Not all antivirus they can recognize the threat. As you can see from the analysis performed with VirusTotal, currently the Mazar BOT is correctly recognized by 29 antivirus su 56. These figures are expected to increase over the next few months. It may therefore be useful to install an antivirus on the device.

protect your smartphone from Mazar BOT and other threats, please make sure you have Off installing applications with unknown origins. Go to the settings of your Android, in the "Security" section, look for the item "Unknown sources". By default this setting is already deactivated, but it's always best to make sure. In this way you will be able to install only and exclusively the APK applications downloaded from Google Play, avoiding third-party programs.

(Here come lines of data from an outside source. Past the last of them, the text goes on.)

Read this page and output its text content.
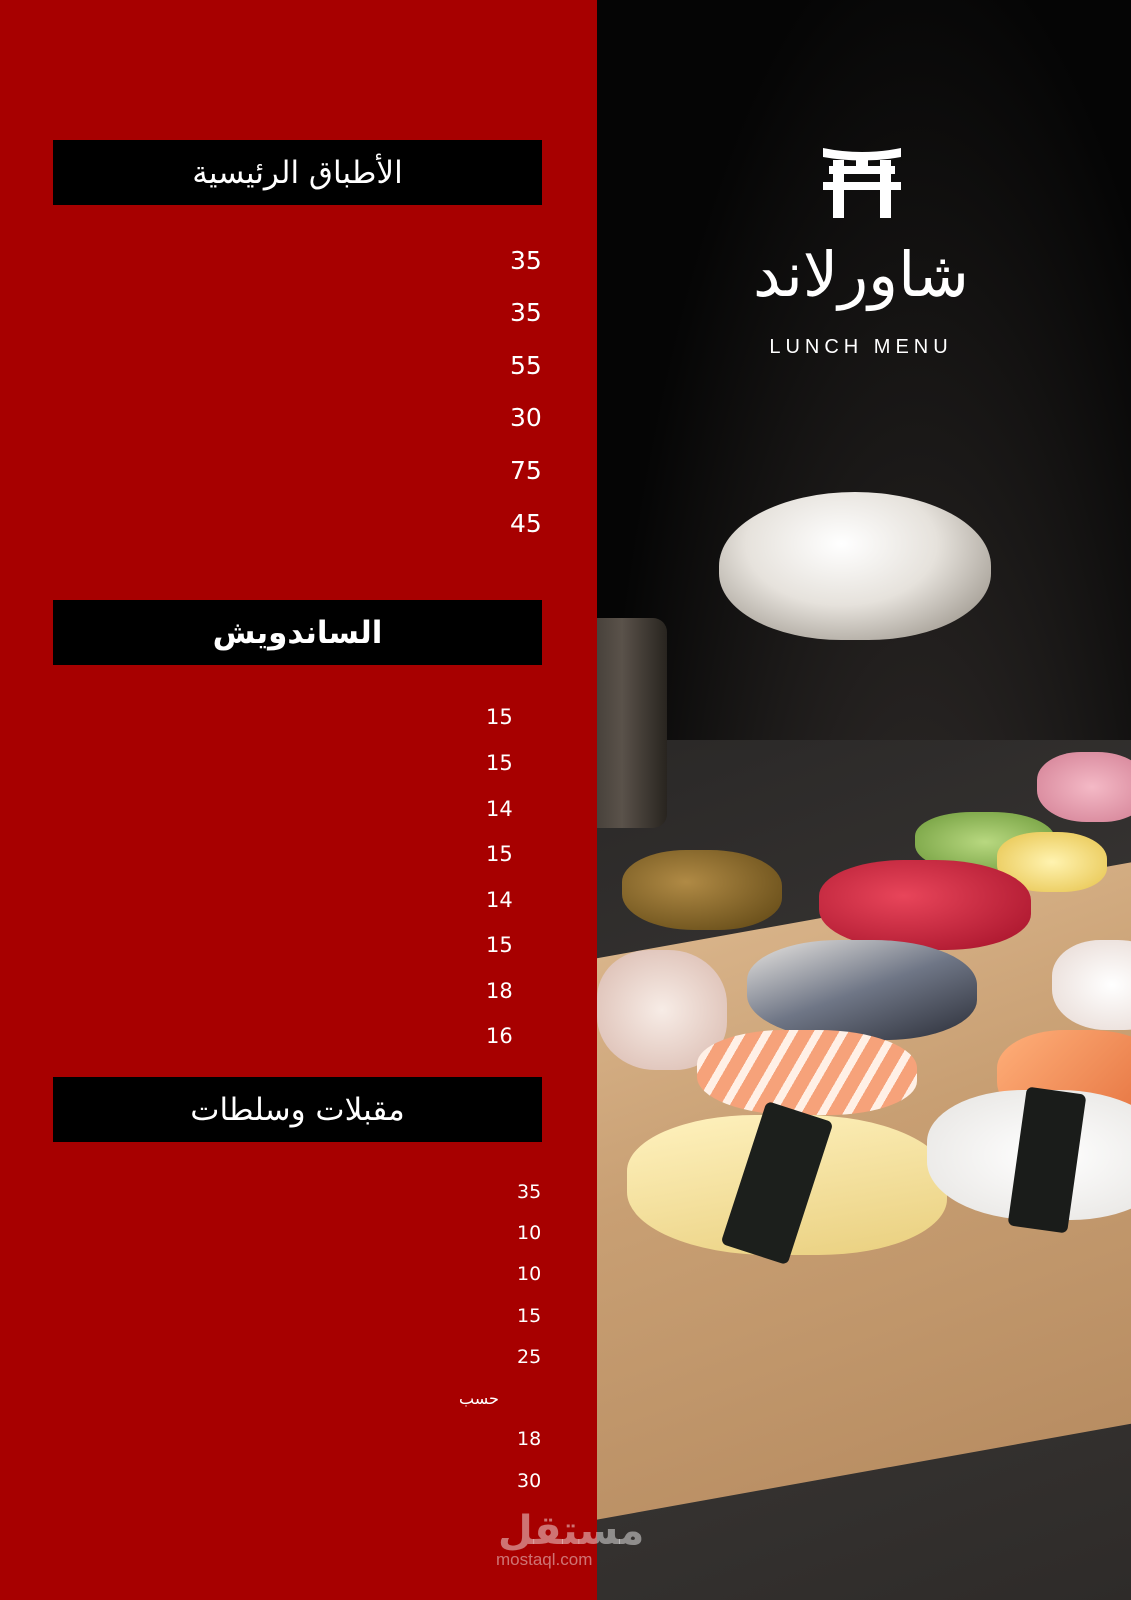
الأطباق الرئيسية
35
35
55
30
75
45
الساندويش
15
15
14
15
14
15
18
16
مقبلات وسلطات
35
10
10
15
25
حسب
18
30
شاورلاند
LUNCH MENU
مستقل
mostaql.com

Another tip is deactivate the wifi connection when you are not using it. You will therefore avoid unsecured connections with wireless hotspots, and will also consume less battery. Finally, for more advanced users, you can install a VPN to increase the level of security.

 

Mazar BOT virus for Android: conclusions

Now that you know exactly how this virus is contracted and what damage it causes to your smartphone, you will have guessed that cyber security is no longer aimed only at the PC world, but is a topical and of primary importance also in the mobile world. Hackers are always looking for new ways to steal our data, or by encrypting them to ask for a monetary ransom, as in the case of the cryptolocker ransomware.

If you have contracted the virus Mazar BOT and concerns for the security of your privacy, you can rely on a diagnosis of the Android smartphone.

Audio Video Mazar BOT virus for Android: what it is and how to protect yourself
add a comment of Mazar BOT virus for Android: what it is and how to protect yourself
Comment sent successfully! We will review it in the next few hours.